ZFW operations manager Marcus Green said they would be conducting auditions on May 31 at Aroma Cafe in Harare and have invited interested local models to try their luck.
"For this year's edition of the Zimbabwe Fashion Week, we want to give everyone, especially upcoming models, the platform to be part of the event," Green said.
"This year we are not looking much into professionalism, but we seek to give the amateurs a chance. We are willing to groom them as long as they pose the looks and have the talent."
The fashion show will run under the theme Fashion Redefined.
Green said ZFW was redefining fashion by focusing on forgotten or unknown tribes around the world.
"For many years, fashion has looked to predominant culture for inspiration - from subjects such as popular sport, music, architecture, movies and fine art.

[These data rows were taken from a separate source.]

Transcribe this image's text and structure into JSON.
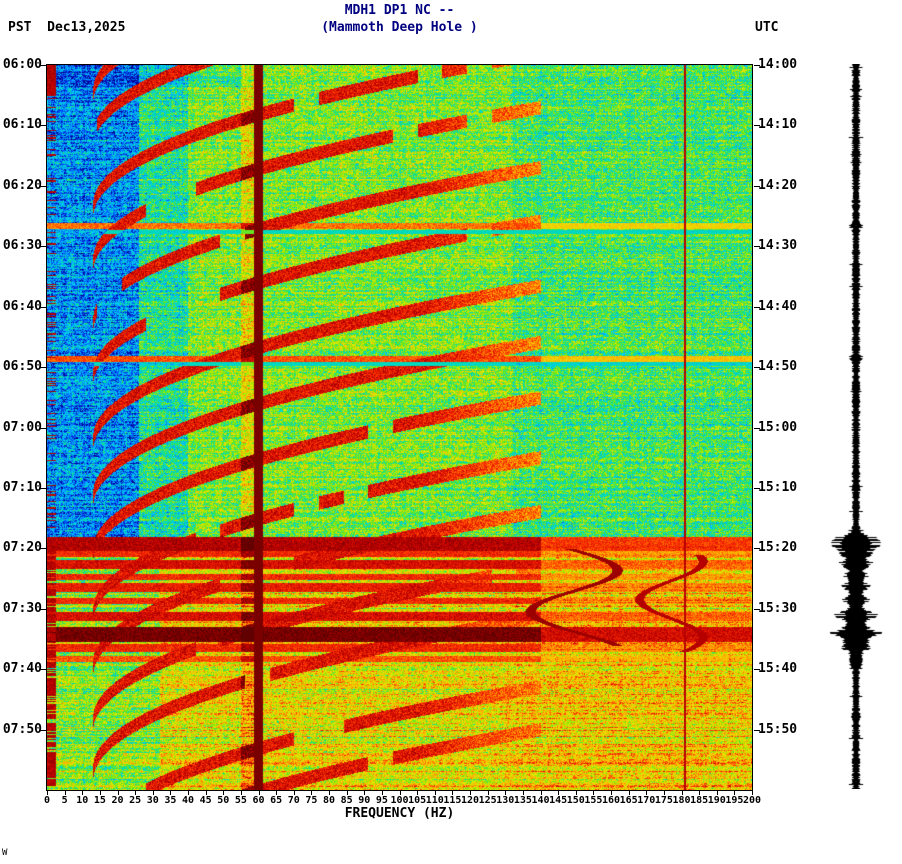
{
  "header": {
    "left_label": "PST  Dec13,2025",
    "title_line1": "MDH1 DP1 NC --",
    "title_line2": "(Mammoth Deep Hole )",
    "right_label": "UTC"
  },
  "axes": {
    "xlabel": "FREQUENCY (HZ)",
    "x_ticks_hz": [
      0,
      5,
      10,
      15,
      20,
      25,
      30,
      35,
      40,
      45,
      50,
      55,
      60,
      65,
      70,
      75,
      80,
      85,
      90,
      95,
      100,
      105,
      110,
      115,
      120,
      125,
      130,
      135,
      140,
      145,
      150,
      155,
      160,
      165,
      170,
      175,
      180,
      185,
      190,
      195,
      200
    ],
    "left_time_ticks": [
      "06:00",
      "06:10",
      "06:20",
      "06:30",
      "06:40",
      "06:50",
      "07:00",
      "07:10",
      "07:20",
      "07:30",
      "07:40",
      "07:50"
    ],
    "right_time_ticks": [
      "14:00",
      "14:10",
      "14:20",
      "14:30",
      "14:40",
      "14:50",
      "15:00",
      "15:10",
      "15:20",
      "15:30",
      "15:40",
      "15:50"
    ]
  },
  "footer": {
    "corner_mark": "W"
  },
  "chart_data": {
    "type": "heatmap",
    "title": "MDH1 DP1 NC -- (Mammoth Deep Hole )",
    "station": "MDH1",
    "channel": "DP1",
    "network": "NC",
    "xlabel": "FREQUENCY (HZ)",
    "x_range_hz": [
      0,
      200
    ],
    "x_tick_step_hz": 5,
    "y_axis": {
      "left_zone": "PST",
      "left_date": "Dec13,2025",
      "left_start": "06:00",
      "left_end": "08:00",
      "right_zone": "UTC",
      "right_start": "14:00",
      "right_end": "16:00",
      "tick_step_minutes": 10
    },
    "grid": "off",
    "legend": "none",
    "colormap": [
      "#000090",
      "#0050ff",
      "#00c8ff",
      "#00e0a0",
      "#80e800",
      "#e8e800",
      "#ffb000",
      "#ff3000",
      "#c00000",
      "#600000"
    ],
    "features": {
      "mains_hum_line_hz": 60,
      "narrow_line_hz": 181,
      "harmonic_glide_arcs": {
        "count": 14,
        "f_min_hz": 13,
        "f_max_hz": 138,
        "sweep_minutes": 25,
        "repeat_minutes": 9.5,
        "direction": "frequency decreases with time (arcs curve up-right)"
      },
      "background_regime_change_pst": "07:19",
      "low_frequency_quiet_band_hz": [
        4,
        26
      ],
      "broadband_bursts_pst": [
        "06:27",
        "06:49",
        "07:19",
        "07:21",
        "07:23",
        "07:25",
        "07:27",
        "07:29",
        "07:31",
        "07:34",
        "07:36",
        "07:38"
      ],
      "wiggly_narrowband_tracks_hz": [
        150,
        178
      ]
    },
    "seismogram": {
      "position": "right margin",
      "color": "#000000",
      "events_pst": [
        "06:27",
        "06:49",
        "07:19",
        "07:23",
        "07:26",
        "07:31",
        "07:34",
        "07:36"
      ]
    }
  }
}
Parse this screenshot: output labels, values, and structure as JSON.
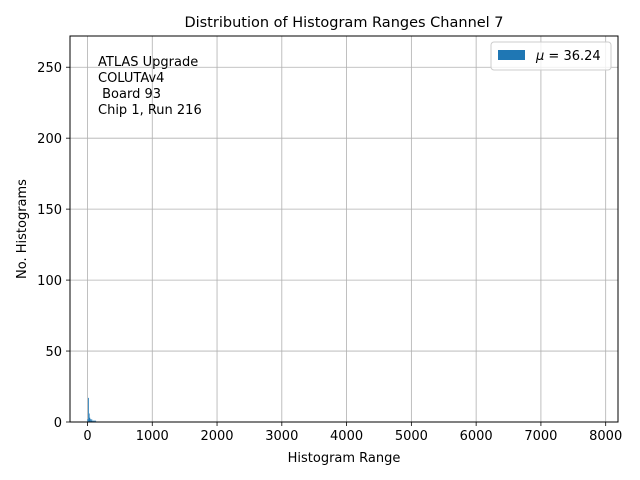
{
  "chart_data": {
    "type": "bar",
    "title": "Distribution of Histogram Ranges Channel 7",
    "xlabel": "Histogram Range",
    "ylabel": "No. Histograms",
    "xlim": [
      -270,
      8190
    ],
    "ylim": [
      0,
      272
    ],
    "x_ticks": [
      0,
      1000,
      2000,
      3000,
      4000,
      5000,
      6000,
      7000,
      8000
    ],
    "x_tick_labels": [
      "0",
      "1000",
      "2000",
      "3000",
      "4000",
      "5000",
      "6000",
      "7000",
      "8000"
    ],
    "y_ticks": [
      0,
      50,
      100,
      150,
      200,
      250
    ],
    "y_tick_labels": [
      "0",
      "50",
      "100",
      "150",
      "200",
      "250"
    ],
    "grid": true,
    "legend_position": "upper right",
    "annotation": [
      "ATLAS Upgrade",
      "COLUTAv4",
      " Board 93",
      "Chip 1, Run 216"
    ],
    "series": [
      {
        "name": "μ = 36.24",
        "color": "#1f77b4",
        "bins": [
          {
            "x": 5,
            "value": 2
          },
          {
            "x": 15,
            "value": 17
          },
          {
            "x": 25,
            "value": 6
          },
          {
            "x": 35,
            "value": 3
          },
          {
            "x": 45,
            "value": 2
          },
          {
            "x": 55,
            "value": 1
          },
          {
            "x": 65,
            "value": 2
          },
          {
            "x": 75,
            "value": 1
          },
          {
            "x": 90,
            "value": 1
          },
          {
            "x": 105,
            "value": 1
          },
          {
            "x": 125,
            "value": 1
          }
        ],
        "bin_width": 10
      }
    ]
  },
  "legend": {
    "mu_symbol": "μ",
    "mu_rest": " = 36.24"
  }
}
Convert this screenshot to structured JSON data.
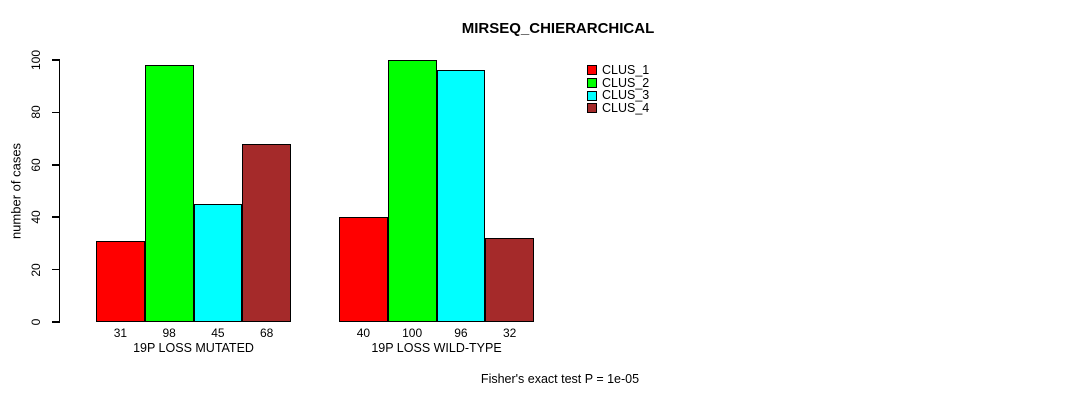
{
  "chart_data": {
    "type": "bar",
    "title": "MIRSEQ_CHIERARCHICAL",
    "ylabel": "number of cases",
    "xlabel": "",
    "ylim": [
      0,
      100
    ],
    "yticks": [
      0,
      20,
      40,
      60,
      80,
      100
    ],
    "grid": false,
    "categories": [
      "19P LOSS MUTATED",
      "19P LOSS WILD-TYPE"
    ],
    "series": [
      {
        "name": "CLUS_1",
        "color": "#FF0000",
        "values": [
          31,
          40
        ]
      },
      {
        "name": "CLUS_2",
        "color": "#00FF00",
        "values": [
          98,
          100
        ]
      },
      {
        "name": "CLUS_3",
        "color": "#00FFFF",
        "values": [
          45,
          96
        ]
      },
      {
        "name": "CLUS_4",
        "color": "#A52A2A",
        "values": [
          68,
          32
        ]
      }
    ],
    "show_bar_values": true,
    "legend_position": "top-right",
    "annotation": "Fisher's exact test P = 1e-05",
    "axis_color": "#000000",
    "background_color": "#FFFFFF"
  }
}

"These forgotten tribes employ their own unique fashion utilising the natural elements around them - from leaves and flowers to create intricate headdress, fruits to paint artistic body art, shells and seedpods for jewellery, and feathers, fur and skin for uniquely crafted garments symbolic to each tribe's respective custom," he said.
Green said they hoped the designers would develop and incorporate these tribes' natural dress to create trendy, wearable fashion in the hope of shedding new light on these unique people. The ZFW's main purpose is to create a platform for local designers to showcase their creations as well as to help rekindle what was once a thriving textile and fashion industry.
Last year's edition of the ZFW was attended by international designers, among them Leigh Schubert and Thula Sindi both from South Africa, Durban-based Zimbabwean Thembani Mubochwa, Mustafa Hassanali from Tanzania, Chisome Lombe from the Zambia, Jose Rui Lopes from Angola and Rahima Mohamed from United Kingdom. Local designers included Sarudzai Murungu, Tapfumanei Munenge, Nompumelelo Marilyn, Bridget Pisirai and Natsai Mujuru.